The plugin's configure fields will be populated correctly. Just choose a label for the login button at the “Enable Login with SAML” input box and click Save.

Once these basic SAML settings are done, set up the SP in Admidio. The required metadata URL from Joomla's plugin can be found in the “Service Provider Metadata” tab.

Now, return to Admidio's SSO preferences page, go to the “Single-Sign-On Client Administration” (the button right above the “Save” button), and create a new client.

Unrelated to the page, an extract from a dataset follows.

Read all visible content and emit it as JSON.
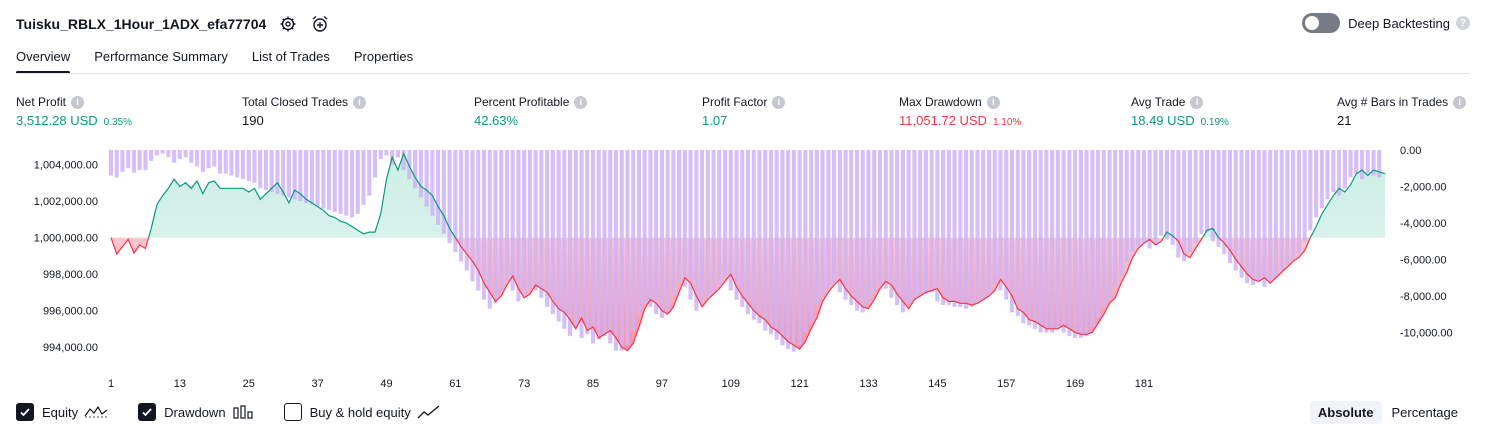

Paste the metadata URL copied from Joomla into the corresponding input field at the top and click “Load Client Metadata”. This should load all settings from Joomla and pre-fill the following fields correctly. Only the Client Name needs to be entered. Choose any name to clearly identify the client in the list of SAML clients. There is no functionality depending on the name.

The only other setting that is relevant for the limited features of the free Joomla plugin is the User ID field. The Joomla plugin insists on matching only E-Mail Addresses, so make sure to select it:

The other advanded features like fields or group mapping can be ignored or cleared in the client config. The restriction to certain groups, however, is implemented in Admidio and works with Joomla, too.

Admidio and Joomla should now be set up to use Admidio for logging in to Nextcloud. To check, you can go back to the plugin config page and use the “Test Configuration” button at the bottom of the page.

If you log out of Joomla (or open the page in an incognito browser window), you should see the login screen with the choice of logging in with password or via SAML.

After choosing SAML login and loggin in with a user from Admidio, you should be logged in to Nextcloud.

• The miniOrange Joomla plugin requires the email address to be used as the user ID, so only users with a valid email in Admidio can log in! Oone also has to make sure the Admidio SAML client is configured to use the email as the user ID.